MatchLM2Lite: A Scalable MLLM-to-Lite Framework for Reproduced Content Identification

Content moderation is critical for online video platforms to ensure content safety, protect creators, and sustain positive user experiences. Beyond filtering harmful content, platforms must guarantee content authenticity at scale so that users are exposed to diverse, original videos rather than low-value reproductions. We present MatchLM2Lite, a real-time, production-grade reproduced content identification (RCI) system that leverages the powerful understanding of a multimodal large language model (MLLM) distilled into a small and fast-inference model. Our system jointly models video, audio, and text signals, operating on pairs of videos to produce fine-grained reproduction scores. The system comprises two modules, MatchLM and MatchLite, and a two-stage training recipe. First, our high-capacity MLLM, MatchLM, serves as a teacher model to define the upper bound of RCI performance. Its capabilities are then distilled into a compact student model, MatchLite. This design allows MatchLite to deliver low-latency, high-throughput inference on video pairs while preserving much of MatchLM's accuracy, making it suitable for integration into real-time recommendation systems. MatchLM achieves an F1-score improvement of +8.57 compared to our previous production model. After knowledge distillation, MatchLite retains a +6.55 gain in F1-score while reducing computational cost by 35x. Deployed at scale, MatchLM2Lite enables efficient, pairwise multimodal RCI, stably serving online traffic at high queries per second (QPS) with an end-to-end latency below 30 seconds. This system has reduced the reproduced video view rate on our platform by 2.5% without degrading user engagement, demonstrating its effectiveness in a large-scale production environment.

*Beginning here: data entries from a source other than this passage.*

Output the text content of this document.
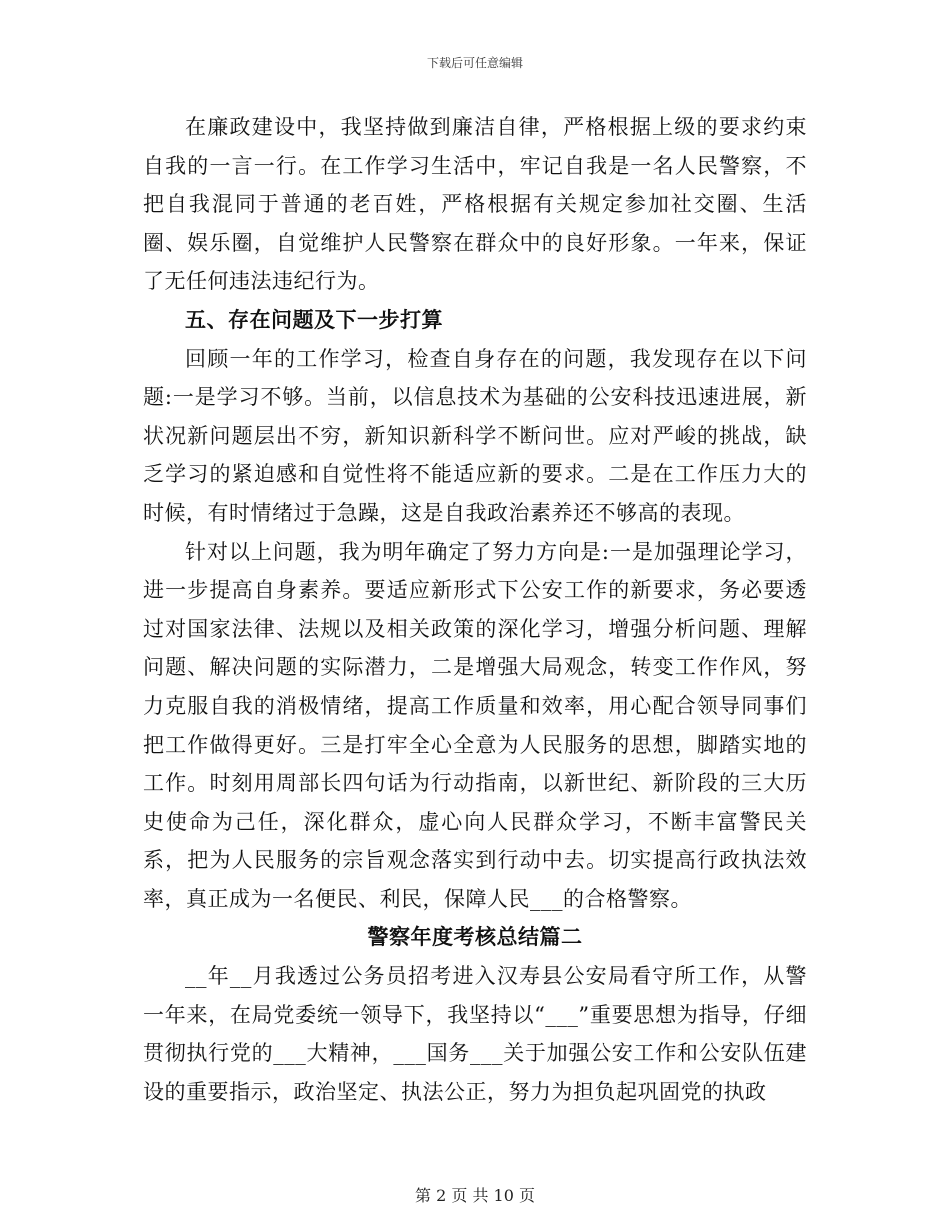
下载后可任意编辑

在廉政建设中，我坚持做到廉洁自律，严格根据上级的要求约束自我的一言一行。在工作学习生活中，牢记自我是一名人民警察，不把自我混同于普通的老百姓，严格根据有关规定参加社交圈、生活圈、娱乐圈，自觉维护人民警察在群众中的良好形象。一年来，保证了无任何违法违纪行为。

五、存在问题及下一步打算

回顾一年的工作学习，检查自身存在的问题，我发现存在以下问题:一是学习不够。当前，以信息技术为基础的公安科技迅速进展，新状况新问题层出不穷，新知识新科学不断问世。应对严峻的挑战，缺乏学习的紧迫感和自觉性将不能适应新的要求。二是在工作压力大的时候，有时情绪过于急躁，这是自我政治素养还不够高的表现。

针对以上问题，我为明年确定了努力方向是:一是加强理论学习，进一步提高自身素养。要适应新形式下公安工作的新要求，务必要透过对国家法律、法规以及相关政策的深化学习，增强分析问题、理解问题、解决问题的实际潜力，二是增强大局观念，转变工作作风，努力克服自我的消极情绪，提高工作质量和效率，用心配合领导同事们把工作做得更好。三是打牢全心全意为人民服务的思想，脚踏实地的工作。时刻用周部长四句话为行动指南，以新世纪、新阶段的三大历史使命为己任，深化群众，虚心向人民群众学习，不断丰富警民关系，把为人民服务的宗旨观念落实到行动中去。切实提高行政执法效率，真正成为一名便民、利民，保障人民___的合格警察。

警察年度考核总结篇二

__年__月我透过公务员招考进入汉寿县公安局看守所工作，从警一年来，在局党委统一领导下，我坚持以“___”重要思想为指导，仔细贯彻执行党的___大精神，___国务___关于加强公安工作和公安队伍建设的重要指示，政治坚定、执法公正，努力为担负起巩固党的执政

第 2 页 共 10 页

翻译：内容审核对于在线视频平台确保内容安全、保护创作者并维持积极的用户体验至关重要。在过滤有害内容之外，平台必须大规模保障内容真实性，确保用户接触到多样化的原创视频而非低价值复刻内容。我们提出MatchLM2Lite——一种实时生产级复刻内容识别（RCI）系统，该系统将多模态大语言模型（MLLM）强大的理解能力蒸馏至小型快速推理模型。我们的系统联合建模视频、音频和文本信号，通过视频对操作生成细粒度复刻分数。系统包含MatchLM和MatchLite两个模块以及两阶段训练方案：首先，高容量MLLM模型MatchLM作为教师模型定义RCI性能上限；随后将其能力蒸馏至紧凑学生模型MatchLite。这种设计使MatchLite在保持MatchLM大部分精度的同时，能够对视频对实现低延迟、高吞吐量推理，适合集成到实时推荐系统中。MatchLM相比我们之前的生成模型，F1分数提升了+8.57；知识蒸馏后MatchLite保留了+6.55的F1增益，同时计算成本降低35倍。大规模部署时，MatchLM2Lite能够实现高效的成对多模态RCI，在高每秒查询数（QPS）下稳定服务在线流量，端到端延迟低于30秒。该系统在不降低用户参与度的前提下，将平台复刻视频浏览量降低了2.5%，证明了其在大规模生产环境中的有效性。